Photograph of 1890’s D.C. Metropolitan Police Officer.



Three irate women with horse whips and a yelling special policeman gave plenty of amusement last Friday to a number of people who stood outside of a grocery store on Twenty-sixth, between F and G streets north west [sic], George Cunningham is the name of the special officer, and he is employed by the storekeepers around “Foggy Bottom” to watch their places of business.
He was supposed to have been the author of some derogatory reports against the character of Harriet Payne, a white woman who lives on Water street, in Georgetown. The report reached the ears of the woman, and she traced it to the special officer.

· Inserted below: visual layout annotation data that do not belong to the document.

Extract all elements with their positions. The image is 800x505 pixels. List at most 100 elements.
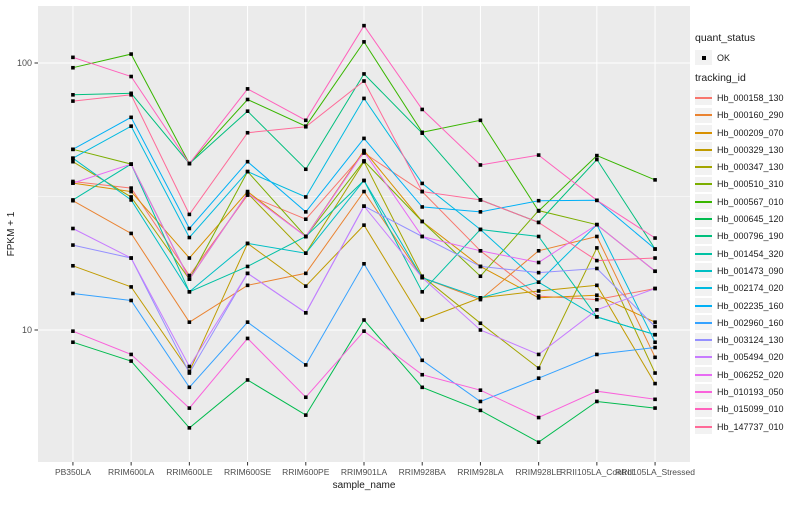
data-point <box>71 65 75 70</box>
data-point <box>129 285 133 289</box>
series-color-swatch <box>695 183 712 186</box>
legend-label-tracking-id: Hb_000160_290 <box>717 110 784 121</box>
data-point <box>187 364 192 369</box>
data-point <box>303 251 308 255</box>
data-point <box>653 178 657 182</box>
data-point <box>420 385 425 390</box>
legend-item-tracking: Hb_002960_160 <box>695 314 800 331</box>
data-point <box>245 283 250 288</box>
data-point <box>71 99 75 103</box>
data-point <box>187 426 192 430</box>
data-point <box>303 234 308 239</box>
data-point <box>420 358 425 363</box>
data-point <box>362 318 366 322</box>
data-point <box>595 293 599 298</box>
legend-item-tracking: Hb_010193_050 <box>695 383 800 400</box>
data-point <box>478 296 483 300</box>
data-point <box>187 161 192 166</box>
data-point <box>478 264 483 269</box>
series-color-swatch <box>695 356 712 359</box>
data-point <box>536 296 541 300</box>
x-axis-title: sample_name <box>333 480 396 491</box>
legend-label-tracking-id: Hb_000796_190 <box>717 231 784 242</box>
data-point <box>595 266 599 271</box>
data-point <box>653 332 657 337</box>
data-point <box>478 328 483 332</box>
data-point <box>129 298 133 303</box>
data-point <box>71 329 75 333</box>
data-point <box>362 189 366 194</box>
x-tick-label: RRIM928LA <box>457 467 504 477</box>
data-point <box>420 372 425 377</box>
data-point <box>129 231 133 236</box>
data-point <box>129 198 133 202</box>
legend-item-tracking: Hb_000329_130 <box>695 141 800 158</box>
legend-item-tracking: Hb_015099_010 <box>695 401 800 418</box>
data-point <box>129 115 133 120</box>
data-point <box>536 352 541 357</box>
data-point <box>653 355 657 360</box>
data-point <box>303 271 308 276</box>
y-axis-title: FPKM + 1 <box>6 211 17 256</box>
data-point <box>362 178 366 183</box>
data-point <box>362 23 366 28</box>
data-point <box>595 283 599 288</box>
legend-key-line <box>695 176 712 192</box>
data-point <box>653 256 657 260</box>
data-point <box>71 340 75 345</box>
series-color-swatch <box>695 425 712 428</box>
data-point <box>303 195 308 199</box>
legend-item-tracking: Hb_000567_010 <box>695 193 800 210</box>
data-point <box>595 234 599 239</box>
legend-key-line <box>695 142 712 158</box>
data-point <box>478 321 483 326</box>
legend-key-line <box>695 367 712 383</box>
x-tick-label: RRII105LA_Control <box>560 467 634 477</box>
data-point <box>536 289 541 293</box>
data-point <box>420 290 425 294</box>
data-point <box>129 352 133 357</box>
data-point <box>187 256 192 260</box>
legend-key-line <box>695 419 712 435</box>
x-tick-label: RRIM600LE <box>166 467 213 477</box>
data-point <box>362 79 366 83</box>
data-point <box>187 371 192 375</box>
data-point <box>595 258 599 263</box>
legend-label-tracking-id: Hb_002960_160 <box>717 317 784 328</box>
data-point <box>129 162 133 166</box>
y-tick-label: 10 <box>22 325 32 335</box>
data-point <box>595 308 599 312</box>
data-point <box>653 397 657 402</box>
data-point <box>420 318 425 322</box>
data-point <box>303 395 308 400</box>
data-point <box>420 219 425 224</box>
data-point <box>536 280 541 285</box>
data-point <box>478 210 483 214</box>
legend-label-tracking-id: Hb_005494_020 <box>717 352 784 363</box>
series-color-swatch <box>695 252 712 255</box>
legend-key-line <box>695 349 712 365</box>
data-point <box>595 157 599 162</box>
data-point <box>362 204 366 208</box>
data-point <box>129 74 133 79</box>
data-point <box>653 247 657 251</box>
data-point <box>478 399 483 404</box>
legend-item-tracking: Hb_005494_020 <box>695 349 800 366</box>
data-point <box>536 440 541 444</box>
series-color-swatch <box>695 200 712 203</box>
legend-key-line <box>695 315 712 331</box>
legend-title-tracking-id: tracking_id <box>695 72 746 85</box>
legend-key-point <box>695 50 712 66</box>
legend-key-line <box>695 228 712 244</box>
series-color-swatch <box>695 339 712 342</box>
data-point <box>129 359 133 363</box>
data-point <box>595 352 599 357</box>
data-point <box>362 136 366 141</box>
data-point <box>245 159 250 164</box>
data-point <box>420 205 425 209</box>
data-point <box>187 226 192 231</box>
data-point <box>71 243 75 247</box>
data-point <box>187 320 192 324</box>
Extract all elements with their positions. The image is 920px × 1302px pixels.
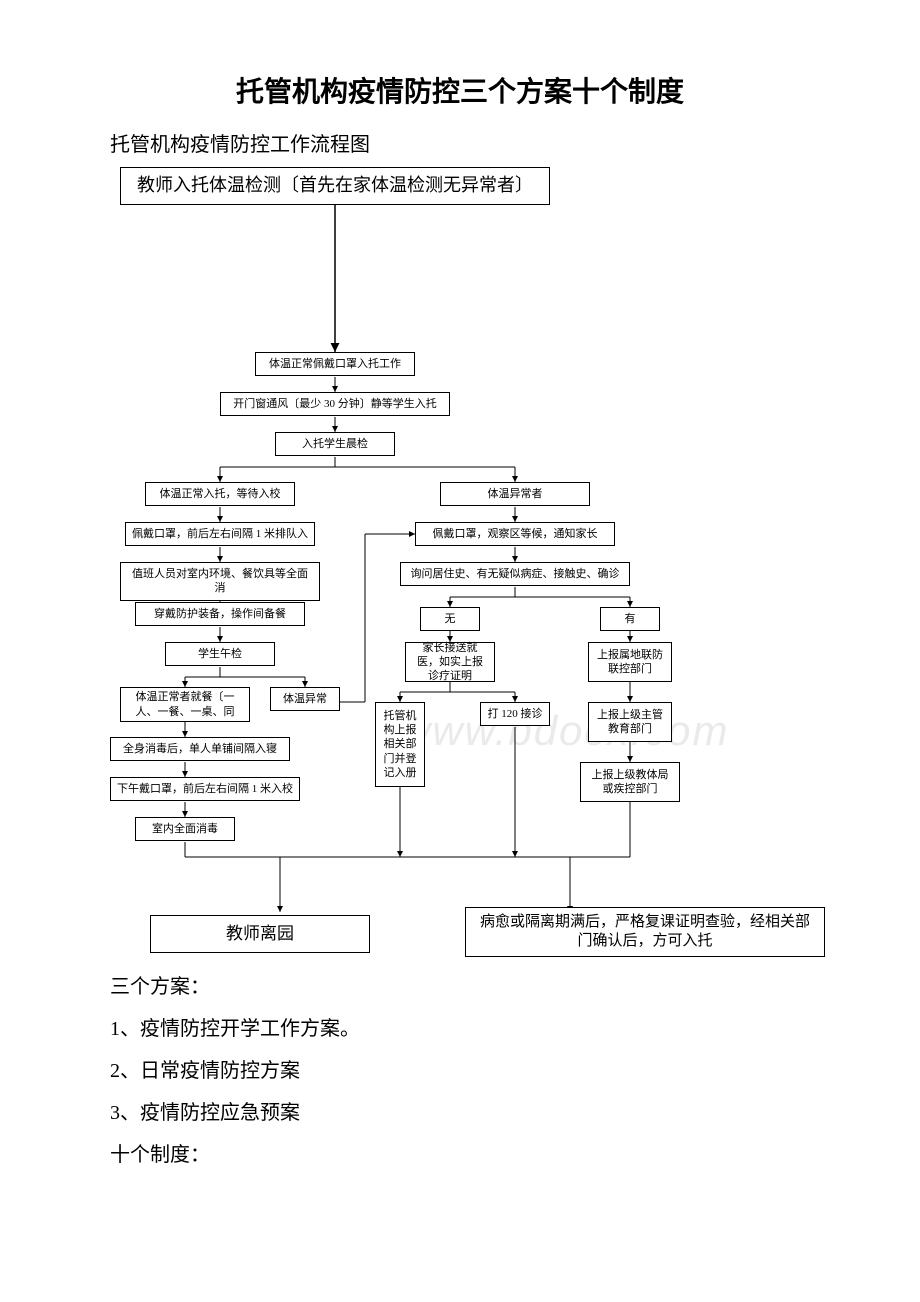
node-n1: 体温正常佩戴口罩入托工作 <box>255 352 415 376</box>
node-n17: 体温异常 <box>270 687 340 711</box>
node-n22: 下午戴口罩，前后左右间隔 1 米入校 <box>110 777 300 801</box>
node-n24: 室内全面消毒 <box>135 817 235 841</box>
node-n16: 体温正常者就餐〔一人、一餐、一桌、同 <box>120 687 250 722</box>
node-end-left: 教师离园 <box>150 915 370 953</box>
node-n4: 体温正常入托，等待入校 <box>145 482 295 506</box>
node-n8: 值班人员对室内环境、餐饮具等全面消 <box>120 562 320 601</box>
node-n21: 全身消毒后，单人单铺间隔入寝 <box>110 737 290 761</box>
node-n10: 穿戴防护装备，操作间备餐 <box>135 602 305 626</box>
list-item-2: 2、日常疫情防控方案 <box>110 1051 810 1091</box>
document-body: 三个方案： 1、疫情防控开学工作方案。 2、日常疫情防控方案 3、疫情防控应急预… <box>110 967 810 1175</box>
node-n6: 佩戴口罩，前后左右间隔 1 米排队入 <box>125 522 315 546</box>
node-start: 教师入托体温检测〔首先在家体温检测无异常者〕 <box>120 167 550 205</box>
node-n20: 上报上级主管教育部门 <box>588 702 672 742</box>
node-n11: 无 <box>420 607 480 631</box>
node-n23: 上报上级教体局或疾控部门 <box>580 762 680 802</box>
flowchart-subtitle: 托管机构疫情防控工作流程图 <box>110 128 810 157</box>
node-n7: 佩戴口罩，观察区等候，通知家长 <box>415 522 615 546</box>
page-title: 托管机构疫情防控三个方案十个制度 <box>110 70 810 110</box>
node-n13: 学生午检 <box>165 642 275 666</box>
node-n3: 入托学生晨检 <box>275 432 395 456</box>
section-heading-2: 十个制度： <box>110 1135 810 1175</box>
list-item-1: 1、疫情防控开学工作方案。 <box>110 1009 810 1049</box>
watermark: www.bdocx.com <box>400 707 729 755</box>
node-n2: 开门窗通风〔最少 30 分钟〕静等学生入托 <box>220 392 450 416</box>
node-n19: 打 120 接诊 <box>480 702 550 726</box>
node-n5: 体温异常者 <box>440 482 590 506</box>
section-heading-1: 三个方案： <box>110 967 810 1007</box>
node-n14: 家长接送就医，如实上报诊疗证明 <box>405 642 495 682</box>
node-n12: 有 <box>600 607 660 631</box>
node-end-right: 病愈或隔离期满后，严格复课证明查验，经相关部门确认后，方可入托 <box>465 907 825 957</box>
list-item-3: 3、疫情防控应急预案 <box>110 1093 810 1133</box>
node-n9: 询问居住史、有无疑似病症、接触史、确诊 <box>400 562 630 586</box>
node-n18: 托管机构上报相关部门并登记入册 <box>375 702 425 787</box>
node-n15: 上报属地联防联控部门 <box>588 642 672 682</box>
flowchart-container: www.bdocx.com <box>110 167 810 957</box>
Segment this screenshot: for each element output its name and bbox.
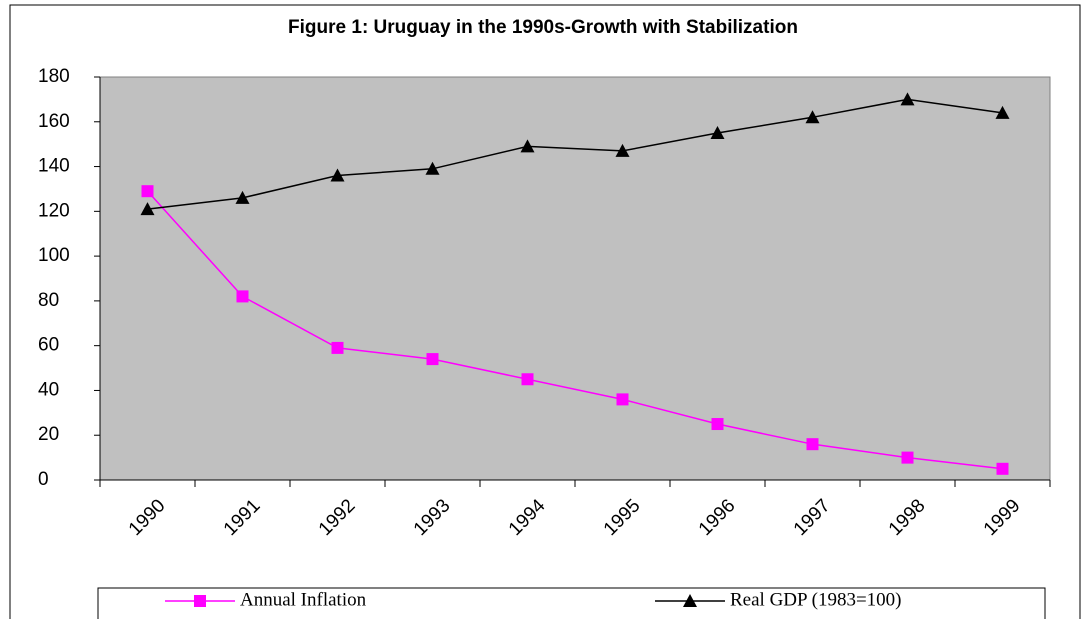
point	[330, 168, 345, 182]
point	[521, 373, 534, 386]
y-tick-label: 120	[38, 200, 70, 221]
point	[683, 594, 697, 607]
point	[331, 341, 344, 354]
point	[194, 595, 206, 607]
legend-box	[97, 587, 1046, 619]
point	[616, 393, 629, 406]
y-tick-label: 80	[38, 290, 59, 311]
y-tick-label: 160	[38, 111, 70, 132]
legend-label: Annual Inflation	[240, 589, 367, 610]
point	[900, 92, 915, 106]
y-tick-label: 0	[38, 469, 49, 490]
point	[425, 161, 440, 175]
legend-item: Real GDP (1983=100)	[655, 589, 902, 610]
y-tick-label: 40	[38, 379, 59, 400]
point	[426, 353, 439, 366]
y-tick-label: 100	[38, 245, 70, 266]
point	[995, 105, 1010, 119]
point	[710, 125, 725, 139]
y-tick-label: 140	[38, 156, 70, 177]
chart-title: Figure 1: Uruguay in the 1990s-Growth wi…	[288, 17, 798, 38]
y-tick-label: 60	[38, 335, 59, 356]
point	[520, 139, 535, 153]
legend-item: Annual Inflation	[165, 589, 367, 610]
point	[805, 110, 820, 124]
point	[806, 438, 819, 451]
point	[141, 185, 154, 198]
y-tick-label: 20	[38, 424, 59, 445]
point	[235, 190, 250, 204]
series-line	[147, 98, 1003, 210]
point	[711, 418, 724, 431]
point	[140, 202, 155, 216]
legend-label: Real GDP (1983=100)	[730, 589, 902, 610]
series-line	[146, 190, 1003, 470]
y-tick-label: 180	[38, 66, 70, 87]
point	[236, 290, 249, 303]
plot-area	[99, 76, 1051, 481]
point	[901, 451, 914, 464]
point	[996, 462, 1009, 475]
point	[615, 143, 630, 157]
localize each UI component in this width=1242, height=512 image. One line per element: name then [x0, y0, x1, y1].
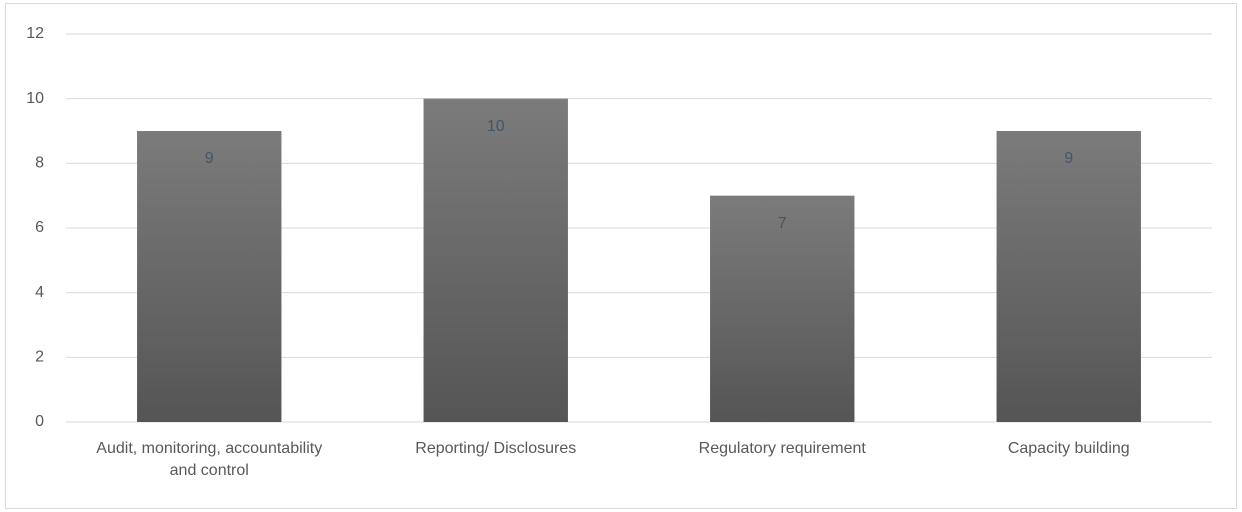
x-tick-label: Regulatory requirement: [698, 440, 866, 457]
bar: [137, 131, 282, 422]
y-tick-label: 6: [35, 219, 44, 236]
y-tick-label: 12: [26, 25, 44, 42]
y-tick-label: 4: [35, 284, 44, 301]
y-tick-label: 10: [26, 90, 44, 107]
data-label: 7: [778, 215, 787, 232]
data-label: 9: [1064, 150, 1073, 167]
bar: [710, 195, 855, 422]
y-tick-label: 0: [35, 413, 44, 430]
y-tick-label: 8: [35, 155, 44, 172]
data-label: 10: [487, 118, 505, 135]
bar: [423, 98, 568, 423]
x-tick-label: Capacity building: [1007, 440, 1130, 457]
x-tick-label: Reporting/ Disclosures: [415, 440, 577, 457]
data-label: 9: [205, 150, 214, 167]
x-tick-label: Audit, monitoring, accountability and co…: [96, 440, 323, 479]
y-tick-label: 2: [35, 349, 44, 366]
bar: [996, 131, 1141, 422]
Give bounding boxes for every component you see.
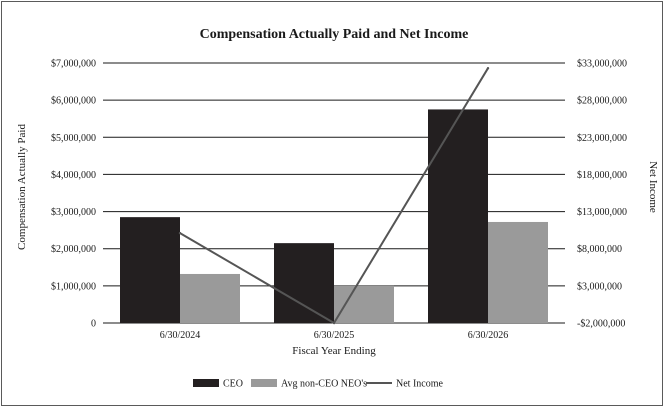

The woman took into her confidence her two sisters and started out for revenge.
They secured three heavy horsewhips, and on Friday night by strategy got the watchman to enter the grocery store. Once inside the front door was locked and the key taken away. Seeing the determined look on the faces of the females the special suspicioned that something was wrong and attempted to escape. This was the signal for the women, and all three started in to lash the man. Over his head and across his back the blows rained down on the unfortunate watchman. There was no escape from the blows, and not until the women were exhausted did they cease from their labors. The door was then opened and the watchman allowed to go, and he immediately vanished, leaving behind his hat.